Published September 3, 2025
Courts wrestle with religious accommodation disputes, including suit over preferred names
In a changing religious liberty landscape, even a half-dozen years may not be enough to resolve claims for religious accommodation from federal rules and employer policies.
In August, the 7th U.S. Circuit Court of Appeals resurrected a closely watched and long-running religious accommodation lawsuit called Kluge v. Brownsburg, deciding it needs more fact-finding.
The case involves a music teacher – John Kluge — who objected to the Brownsburg school district’s requirement that he refer to students using the first names in the school’s database, including of transgender students who had their names changed in the database. Initially, Kluge reached an accommodation agreement with the school that allowed him to use students’ last names, but it led to complaints that transgender students in his class felt insulted, disrespected, isolated and targeted. He was eventually dismissed.
Back in 2023, the appeals court ruled in favor of the school district, rejecting the claim that Kluge’s dismissal violated his religious liberty rights.
Now, by a 2-1 vote, the appeals court held that the lower court erred by deciding in favor of the school district – instead, this new ruling says, the lower court should have conducted a factual inquiry into whether the school district would suffer undue hardship if they provided the accommodation allowing Kluge to refer to students by their last names.
The earlier 2023 decision was prior to the U.S. Supreme Court revising the “undue hardship” standard in a 2023 ruling, Groff v. DeJoy. The appeals court now says that, under the Groff standard, the emotional harms suffered by students and the disruption to the learning environment may not be enough to invalidate the last-name-only accommodation requested by Kluge, and more fact-finding is necessary.
Here is an excerpt from the opinion:
[T]here is insufficient evidence to conclude that calling students by their last names, without more, would inflict emotional harm on a reasonable person. Thus, even assuming [the transgender students who testified] subjectively felt emotional harm from Kluge’s actions, those feelings do not rise to the level of an undue hardship on Brownsburg’s purported mission to create a safe and inclusive learning environment for students. The school also claims the last-name-only accommodation “disrupted the learning environment.” If true, we have little doubt that a significant disruption to students’ learning is an undue hardship on a school’s business. But whether that significant disruption existed is disputed.

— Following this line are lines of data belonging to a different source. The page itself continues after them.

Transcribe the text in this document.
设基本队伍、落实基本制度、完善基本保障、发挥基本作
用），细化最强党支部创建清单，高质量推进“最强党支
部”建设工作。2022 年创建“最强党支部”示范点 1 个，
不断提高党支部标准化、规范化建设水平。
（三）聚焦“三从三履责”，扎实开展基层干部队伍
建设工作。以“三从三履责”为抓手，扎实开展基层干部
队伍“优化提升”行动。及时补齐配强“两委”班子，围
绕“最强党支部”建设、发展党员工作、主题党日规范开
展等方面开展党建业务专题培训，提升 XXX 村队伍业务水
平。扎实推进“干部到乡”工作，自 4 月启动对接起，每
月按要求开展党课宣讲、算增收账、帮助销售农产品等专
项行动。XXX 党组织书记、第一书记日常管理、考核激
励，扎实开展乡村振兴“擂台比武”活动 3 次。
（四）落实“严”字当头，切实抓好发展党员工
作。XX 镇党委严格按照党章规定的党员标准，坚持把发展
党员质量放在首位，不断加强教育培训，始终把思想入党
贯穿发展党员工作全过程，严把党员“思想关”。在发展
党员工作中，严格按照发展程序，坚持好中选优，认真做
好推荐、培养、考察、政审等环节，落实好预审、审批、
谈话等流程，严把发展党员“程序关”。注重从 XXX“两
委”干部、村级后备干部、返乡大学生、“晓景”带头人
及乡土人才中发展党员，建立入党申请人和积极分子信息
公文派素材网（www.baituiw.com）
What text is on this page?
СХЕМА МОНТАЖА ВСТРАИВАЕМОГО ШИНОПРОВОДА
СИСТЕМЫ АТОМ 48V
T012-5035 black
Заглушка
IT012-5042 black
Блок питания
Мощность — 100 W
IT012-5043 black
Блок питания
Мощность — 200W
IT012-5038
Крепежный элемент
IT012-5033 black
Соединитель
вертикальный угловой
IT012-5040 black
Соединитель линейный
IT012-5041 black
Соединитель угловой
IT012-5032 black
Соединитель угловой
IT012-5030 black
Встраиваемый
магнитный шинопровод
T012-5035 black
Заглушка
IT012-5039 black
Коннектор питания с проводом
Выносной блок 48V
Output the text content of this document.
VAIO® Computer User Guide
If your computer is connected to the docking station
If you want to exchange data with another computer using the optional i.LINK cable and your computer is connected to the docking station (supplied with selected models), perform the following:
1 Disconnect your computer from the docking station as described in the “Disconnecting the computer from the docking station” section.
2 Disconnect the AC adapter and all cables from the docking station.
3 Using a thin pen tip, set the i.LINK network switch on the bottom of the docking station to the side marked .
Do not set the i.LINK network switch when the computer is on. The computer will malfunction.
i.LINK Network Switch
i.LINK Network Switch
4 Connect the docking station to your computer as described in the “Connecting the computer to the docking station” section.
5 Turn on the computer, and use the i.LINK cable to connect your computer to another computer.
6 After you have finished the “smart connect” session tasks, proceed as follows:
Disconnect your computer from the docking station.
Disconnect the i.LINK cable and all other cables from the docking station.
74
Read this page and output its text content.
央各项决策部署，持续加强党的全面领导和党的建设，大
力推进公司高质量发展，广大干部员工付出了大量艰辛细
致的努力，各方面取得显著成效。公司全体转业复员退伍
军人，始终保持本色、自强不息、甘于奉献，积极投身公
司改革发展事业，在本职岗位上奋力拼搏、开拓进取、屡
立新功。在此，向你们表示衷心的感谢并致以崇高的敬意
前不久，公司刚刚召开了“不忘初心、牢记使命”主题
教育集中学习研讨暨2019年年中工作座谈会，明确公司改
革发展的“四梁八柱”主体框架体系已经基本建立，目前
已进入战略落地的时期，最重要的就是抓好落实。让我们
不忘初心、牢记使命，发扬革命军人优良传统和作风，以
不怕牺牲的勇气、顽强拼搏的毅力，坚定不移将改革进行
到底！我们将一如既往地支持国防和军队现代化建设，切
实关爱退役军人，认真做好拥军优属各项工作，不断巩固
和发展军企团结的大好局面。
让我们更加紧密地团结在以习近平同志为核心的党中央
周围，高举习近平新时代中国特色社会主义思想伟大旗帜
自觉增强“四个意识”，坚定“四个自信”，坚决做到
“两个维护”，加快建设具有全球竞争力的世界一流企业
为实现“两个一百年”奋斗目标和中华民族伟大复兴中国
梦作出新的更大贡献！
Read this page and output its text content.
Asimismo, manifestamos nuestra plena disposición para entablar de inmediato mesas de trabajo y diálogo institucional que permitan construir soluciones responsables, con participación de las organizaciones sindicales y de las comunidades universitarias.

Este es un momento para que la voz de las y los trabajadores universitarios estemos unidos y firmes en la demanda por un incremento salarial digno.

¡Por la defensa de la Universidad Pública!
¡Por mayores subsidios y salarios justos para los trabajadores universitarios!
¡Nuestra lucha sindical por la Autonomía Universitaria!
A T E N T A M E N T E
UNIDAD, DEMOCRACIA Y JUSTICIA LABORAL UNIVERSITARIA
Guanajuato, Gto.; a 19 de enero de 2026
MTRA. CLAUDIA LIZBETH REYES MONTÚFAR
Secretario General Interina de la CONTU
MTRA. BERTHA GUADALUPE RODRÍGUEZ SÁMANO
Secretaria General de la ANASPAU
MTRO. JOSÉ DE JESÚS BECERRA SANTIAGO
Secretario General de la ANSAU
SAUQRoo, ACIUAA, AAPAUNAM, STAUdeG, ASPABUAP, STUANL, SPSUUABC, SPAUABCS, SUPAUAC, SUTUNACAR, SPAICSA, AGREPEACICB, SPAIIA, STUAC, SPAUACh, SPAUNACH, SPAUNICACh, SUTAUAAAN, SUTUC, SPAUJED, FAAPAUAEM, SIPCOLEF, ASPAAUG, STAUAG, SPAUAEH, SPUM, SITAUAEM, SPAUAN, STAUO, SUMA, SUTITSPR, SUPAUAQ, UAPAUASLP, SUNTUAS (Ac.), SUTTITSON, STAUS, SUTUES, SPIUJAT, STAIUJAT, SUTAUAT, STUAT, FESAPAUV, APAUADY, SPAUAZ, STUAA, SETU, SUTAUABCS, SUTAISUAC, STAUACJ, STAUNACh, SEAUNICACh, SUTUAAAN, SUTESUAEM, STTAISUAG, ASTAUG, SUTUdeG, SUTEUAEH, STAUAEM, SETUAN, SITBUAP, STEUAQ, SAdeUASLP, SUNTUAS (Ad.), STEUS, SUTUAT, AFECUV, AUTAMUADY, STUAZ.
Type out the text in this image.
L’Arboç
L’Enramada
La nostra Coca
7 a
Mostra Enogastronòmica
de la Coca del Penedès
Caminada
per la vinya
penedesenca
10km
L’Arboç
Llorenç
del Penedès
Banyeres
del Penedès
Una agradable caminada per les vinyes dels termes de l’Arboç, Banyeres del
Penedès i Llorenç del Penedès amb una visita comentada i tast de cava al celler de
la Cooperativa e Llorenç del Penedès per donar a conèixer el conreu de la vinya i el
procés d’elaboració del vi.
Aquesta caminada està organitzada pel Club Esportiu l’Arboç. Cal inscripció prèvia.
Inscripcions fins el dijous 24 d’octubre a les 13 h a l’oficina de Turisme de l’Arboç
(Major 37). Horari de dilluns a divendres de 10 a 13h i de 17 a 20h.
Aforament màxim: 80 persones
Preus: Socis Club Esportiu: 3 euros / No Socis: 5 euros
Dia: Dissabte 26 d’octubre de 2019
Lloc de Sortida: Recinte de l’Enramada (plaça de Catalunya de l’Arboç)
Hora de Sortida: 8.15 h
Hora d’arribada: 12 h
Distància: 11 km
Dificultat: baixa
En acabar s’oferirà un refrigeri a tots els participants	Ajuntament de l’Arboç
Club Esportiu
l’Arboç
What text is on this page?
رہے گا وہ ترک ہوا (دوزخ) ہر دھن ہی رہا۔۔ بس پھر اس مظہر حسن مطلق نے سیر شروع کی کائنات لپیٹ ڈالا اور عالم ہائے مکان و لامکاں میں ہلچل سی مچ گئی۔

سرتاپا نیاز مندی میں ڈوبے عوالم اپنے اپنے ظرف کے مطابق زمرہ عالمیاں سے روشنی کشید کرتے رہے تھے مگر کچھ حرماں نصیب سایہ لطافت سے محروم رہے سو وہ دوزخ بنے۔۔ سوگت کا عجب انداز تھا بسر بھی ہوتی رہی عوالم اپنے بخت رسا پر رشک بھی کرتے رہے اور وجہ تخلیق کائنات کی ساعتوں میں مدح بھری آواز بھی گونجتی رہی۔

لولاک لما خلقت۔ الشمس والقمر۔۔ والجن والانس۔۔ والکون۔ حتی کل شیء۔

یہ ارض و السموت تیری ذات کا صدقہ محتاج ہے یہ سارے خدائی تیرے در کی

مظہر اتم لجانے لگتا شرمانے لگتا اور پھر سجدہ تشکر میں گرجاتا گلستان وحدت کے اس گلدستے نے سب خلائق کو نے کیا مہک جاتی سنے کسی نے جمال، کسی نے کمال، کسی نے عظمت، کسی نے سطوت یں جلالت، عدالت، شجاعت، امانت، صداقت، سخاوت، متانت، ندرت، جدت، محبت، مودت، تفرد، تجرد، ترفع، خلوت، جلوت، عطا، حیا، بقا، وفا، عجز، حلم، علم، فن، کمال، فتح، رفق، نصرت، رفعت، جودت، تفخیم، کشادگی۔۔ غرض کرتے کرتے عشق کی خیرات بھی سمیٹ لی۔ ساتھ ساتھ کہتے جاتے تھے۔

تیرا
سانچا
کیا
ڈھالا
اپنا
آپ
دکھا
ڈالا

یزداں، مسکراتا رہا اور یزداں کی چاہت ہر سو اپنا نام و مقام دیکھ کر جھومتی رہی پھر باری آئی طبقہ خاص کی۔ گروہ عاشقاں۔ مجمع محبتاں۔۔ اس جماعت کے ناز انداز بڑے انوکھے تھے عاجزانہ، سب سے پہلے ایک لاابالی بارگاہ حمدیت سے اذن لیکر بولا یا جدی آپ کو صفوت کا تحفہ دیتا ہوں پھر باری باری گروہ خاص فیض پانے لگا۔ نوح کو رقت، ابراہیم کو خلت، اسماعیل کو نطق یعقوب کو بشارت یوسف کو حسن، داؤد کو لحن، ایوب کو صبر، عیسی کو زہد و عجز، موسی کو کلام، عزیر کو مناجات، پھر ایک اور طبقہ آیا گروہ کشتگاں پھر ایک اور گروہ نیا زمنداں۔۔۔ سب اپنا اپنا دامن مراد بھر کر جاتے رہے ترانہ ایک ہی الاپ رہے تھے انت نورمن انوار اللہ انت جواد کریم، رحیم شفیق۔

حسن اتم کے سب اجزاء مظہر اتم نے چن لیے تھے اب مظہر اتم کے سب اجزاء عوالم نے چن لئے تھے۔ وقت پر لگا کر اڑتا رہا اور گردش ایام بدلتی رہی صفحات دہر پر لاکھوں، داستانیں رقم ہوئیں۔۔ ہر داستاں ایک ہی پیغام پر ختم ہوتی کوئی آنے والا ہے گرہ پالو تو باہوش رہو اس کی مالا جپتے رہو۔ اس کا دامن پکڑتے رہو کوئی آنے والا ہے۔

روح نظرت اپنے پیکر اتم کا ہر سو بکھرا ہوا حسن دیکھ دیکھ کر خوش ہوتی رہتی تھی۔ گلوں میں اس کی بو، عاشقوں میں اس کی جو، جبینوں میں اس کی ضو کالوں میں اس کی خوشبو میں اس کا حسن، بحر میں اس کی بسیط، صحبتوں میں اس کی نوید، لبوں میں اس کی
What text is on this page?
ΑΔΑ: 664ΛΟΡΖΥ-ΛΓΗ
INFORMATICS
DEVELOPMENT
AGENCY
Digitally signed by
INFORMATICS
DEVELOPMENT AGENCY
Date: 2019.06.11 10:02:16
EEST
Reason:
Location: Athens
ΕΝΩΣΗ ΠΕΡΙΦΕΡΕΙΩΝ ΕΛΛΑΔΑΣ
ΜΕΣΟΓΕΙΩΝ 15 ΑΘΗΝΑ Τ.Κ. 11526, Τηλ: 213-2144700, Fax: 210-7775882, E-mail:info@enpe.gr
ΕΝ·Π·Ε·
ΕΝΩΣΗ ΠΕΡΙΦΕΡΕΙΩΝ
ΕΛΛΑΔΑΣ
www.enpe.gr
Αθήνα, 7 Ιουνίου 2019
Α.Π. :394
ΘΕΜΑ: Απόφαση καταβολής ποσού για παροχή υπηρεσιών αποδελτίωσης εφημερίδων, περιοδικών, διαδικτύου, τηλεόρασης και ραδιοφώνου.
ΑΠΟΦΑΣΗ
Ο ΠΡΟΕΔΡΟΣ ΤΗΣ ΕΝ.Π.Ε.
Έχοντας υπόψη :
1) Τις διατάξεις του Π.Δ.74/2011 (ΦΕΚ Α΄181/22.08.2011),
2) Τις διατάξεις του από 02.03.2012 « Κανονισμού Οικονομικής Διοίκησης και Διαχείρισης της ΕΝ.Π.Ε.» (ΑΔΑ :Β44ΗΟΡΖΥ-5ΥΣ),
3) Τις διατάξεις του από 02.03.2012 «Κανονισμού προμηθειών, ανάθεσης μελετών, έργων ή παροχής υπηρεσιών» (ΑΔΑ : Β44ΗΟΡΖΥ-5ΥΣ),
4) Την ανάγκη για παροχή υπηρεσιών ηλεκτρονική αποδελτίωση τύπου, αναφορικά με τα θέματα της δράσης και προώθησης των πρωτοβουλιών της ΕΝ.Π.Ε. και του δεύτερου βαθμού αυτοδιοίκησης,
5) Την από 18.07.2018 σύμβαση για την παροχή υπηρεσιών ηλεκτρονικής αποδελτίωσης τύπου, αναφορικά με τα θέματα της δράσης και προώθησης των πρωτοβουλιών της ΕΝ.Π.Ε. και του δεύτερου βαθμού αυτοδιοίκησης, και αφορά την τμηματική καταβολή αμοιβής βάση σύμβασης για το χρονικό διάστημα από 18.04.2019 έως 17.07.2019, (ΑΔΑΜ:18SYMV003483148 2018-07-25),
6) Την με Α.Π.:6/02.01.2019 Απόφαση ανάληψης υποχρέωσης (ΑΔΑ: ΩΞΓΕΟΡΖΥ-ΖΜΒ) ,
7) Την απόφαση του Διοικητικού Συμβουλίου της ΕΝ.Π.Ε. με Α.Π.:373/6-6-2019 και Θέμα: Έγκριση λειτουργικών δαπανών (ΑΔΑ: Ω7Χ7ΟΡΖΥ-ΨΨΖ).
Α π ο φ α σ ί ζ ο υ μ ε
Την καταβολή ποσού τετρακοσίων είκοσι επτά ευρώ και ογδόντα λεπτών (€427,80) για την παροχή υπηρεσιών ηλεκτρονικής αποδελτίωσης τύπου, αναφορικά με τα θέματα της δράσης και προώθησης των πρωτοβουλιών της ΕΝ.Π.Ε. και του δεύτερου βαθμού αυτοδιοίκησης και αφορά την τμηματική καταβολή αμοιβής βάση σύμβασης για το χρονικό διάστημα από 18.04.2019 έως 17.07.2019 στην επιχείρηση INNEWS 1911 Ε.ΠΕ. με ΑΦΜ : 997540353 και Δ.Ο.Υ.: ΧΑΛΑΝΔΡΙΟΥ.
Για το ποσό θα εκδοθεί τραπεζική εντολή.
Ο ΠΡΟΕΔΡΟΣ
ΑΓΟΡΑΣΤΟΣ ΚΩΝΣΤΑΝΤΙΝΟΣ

The case now returns to the trial court to resolve factual disputes regarding the undue hardship issue, as well as the question of the sincerity of the teacher’s religious claims.
In other religious accommodation news, the 5th U.S. Circuit Court of Appeals reopened a religious discrimination suit regarding a vaccine mandate, also returning it to the trial court. Wright v. Honeywell International, Inc. was brought by a Honeywell employee who refused to comply with the company’s COVID-19 vaccine mandate. The trial court first dismissed the claims on the grounds that they were not based on sincere religious beliefs, but the appeals court disagreed. “’Bona fide religious beliefs,” the court held, “include ‘moral or ethical beliefs as to what is right and wrong which are sincerely held with the strength of traditional religious views.’”
Last, there is a case back in the courts about covering contraception in health care plans. A federal district court in Pennsylvania invalidated two rules promulgated during the first Trump administration broadening the definition of employers entitled to an accommodation that allows them to opt out of providing contraceptive coverage in health care plans if they have religious or moral objections to it. The rule was “arbitrary and capricious,” the court held, and thus failed to conform to the Administrative Procedures Act.
The defendants – which include the Little Sisters of the Poor — announced they will appeal to the 3rd U.S. Circuit Court of Appeals.
Little Sisters of the Poor will sound familiar to many readers – a religious nonprofit organization that provides health care to employees, it was one of the groups challenging the religious exemption provided to them in the Affordable Care Act’s contraceptive mandate. Their case was consolidated with others as Zubik v. Burwell and made its way to the U.S. Supreme Court.